Siobhan Dowd’s Carnegie Medal winning novel Solace Of The Road is about loss and homecoming and it has been selected for adaptation for the stage because it is a story with which young people, especially those in care, can resonate with on many levels.
Playwright Mike Kenny has worked with Drama in English experts Paul Bunyan and Ruth Moore (who also happens to be deputy head teacher at Hasland Hall Community School in Chesterfield) to use the book to develop a play and a scheme of work aimed at raising standards in English in schools and giving an authentic voice to children in care in the stage production.
Consultants Paul and Ruth are no strangers to such projects and have worked with theatres across the country including the National – in fact they were behind the stage adaptation of The Curious Incident of the Dog in the Night-Time.
Solace Of The Road tells the story of Holly whose favourite care worker has left for a new job.
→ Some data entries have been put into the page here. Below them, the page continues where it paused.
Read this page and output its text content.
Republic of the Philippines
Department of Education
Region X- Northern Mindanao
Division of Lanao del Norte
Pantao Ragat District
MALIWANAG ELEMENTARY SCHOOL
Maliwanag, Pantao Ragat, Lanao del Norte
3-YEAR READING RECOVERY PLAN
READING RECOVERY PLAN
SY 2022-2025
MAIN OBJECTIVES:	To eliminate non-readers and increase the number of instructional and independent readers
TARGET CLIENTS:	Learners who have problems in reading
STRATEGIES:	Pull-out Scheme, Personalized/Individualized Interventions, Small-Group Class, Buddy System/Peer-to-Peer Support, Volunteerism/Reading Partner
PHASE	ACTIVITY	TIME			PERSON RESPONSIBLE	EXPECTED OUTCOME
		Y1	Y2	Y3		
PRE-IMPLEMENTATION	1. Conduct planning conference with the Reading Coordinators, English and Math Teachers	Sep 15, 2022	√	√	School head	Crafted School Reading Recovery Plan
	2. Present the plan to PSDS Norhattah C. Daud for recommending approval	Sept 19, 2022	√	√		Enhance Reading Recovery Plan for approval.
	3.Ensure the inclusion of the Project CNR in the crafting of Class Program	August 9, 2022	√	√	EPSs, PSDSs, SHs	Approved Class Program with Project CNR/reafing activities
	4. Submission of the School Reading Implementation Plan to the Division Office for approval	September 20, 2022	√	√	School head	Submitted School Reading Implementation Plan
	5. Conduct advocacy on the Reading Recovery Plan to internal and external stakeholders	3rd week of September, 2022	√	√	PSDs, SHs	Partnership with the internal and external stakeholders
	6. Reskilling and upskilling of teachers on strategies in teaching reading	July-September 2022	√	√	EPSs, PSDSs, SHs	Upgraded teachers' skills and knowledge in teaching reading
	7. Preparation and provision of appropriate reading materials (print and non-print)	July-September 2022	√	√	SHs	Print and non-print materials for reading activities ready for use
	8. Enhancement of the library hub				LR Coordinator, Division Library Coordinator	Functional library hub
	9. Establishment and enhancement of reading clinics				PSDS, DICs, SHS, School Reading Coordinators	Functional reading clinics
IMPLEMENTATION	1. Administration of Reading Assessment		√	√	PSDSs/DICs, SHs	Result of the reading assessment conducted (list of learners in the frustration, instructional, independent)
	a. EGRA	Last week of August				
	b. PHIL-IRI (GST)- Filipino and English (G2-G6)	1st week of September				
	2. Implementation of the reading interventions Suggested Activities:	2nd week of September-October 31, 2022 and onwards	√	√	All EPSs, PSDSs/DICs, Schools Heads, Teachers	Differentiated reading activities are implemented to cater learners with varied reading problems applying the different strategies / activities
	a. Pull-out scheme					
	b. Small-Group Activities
She is fostered out to a well-meaning middle class couple.
‘Materially she is home and dry but Holly is sure that ‘home’ should be more than this and that if she can just get to Ireland she will find her lost mother and a better life.
She borrows her foster mother’s wig to make herself look older and sets off. Headstrong and street-smart, she boldly sets out as her glamorous blonde alter ego Solace. So begins a bittersweet, and sometimes hilarious journey as Solace swaggers and Holly tiptoes across England and through memories, discovering her true self, and unlocking the secrets of her past.
This road trip turns out to be more about finding herself than looking for answers.
The play is being staged at Derby Theatre from February 27 to March 14 and stars Rebecca Ryan, who is known for her appearances in Shameless, Waterloo Road and a Taste of Honey.
Derby Theatre’s head of learning, Caroline Barth, is delighted that she and her team have been able to become involved in the project that is linked to 33 schools and colleges in Derbyshire.
“The work we do with young people in care alongside Derbyshire County Council’s Uni-fy project is really important to us.
“To be able to involve those youths in a project like this is very exciting,” she said.
She explained that a dozen or so young people in care had joined workshops and rehearsals and had acted as consultants for the cast and production team.
“They were able to suggest how Holly may have reacted in different circumstances and help the actors understand by discussing their real-life experiences. They have had a real influence over a full-scale production,” she said.
As well as involving young people in the production the learning project has also taken workshops out to the county’s schools to help develop critical thinking and their literacy skills.
“Young people who may not have initially engaged with literature or the theatre have become involved in the project and we hope that they will go on to develop new interests that we will be able to sustain,” added Caroline.
“The quality of the writing and the subject matter means that it will be of benefit to many students and also result in a really high-quality production for our audience.”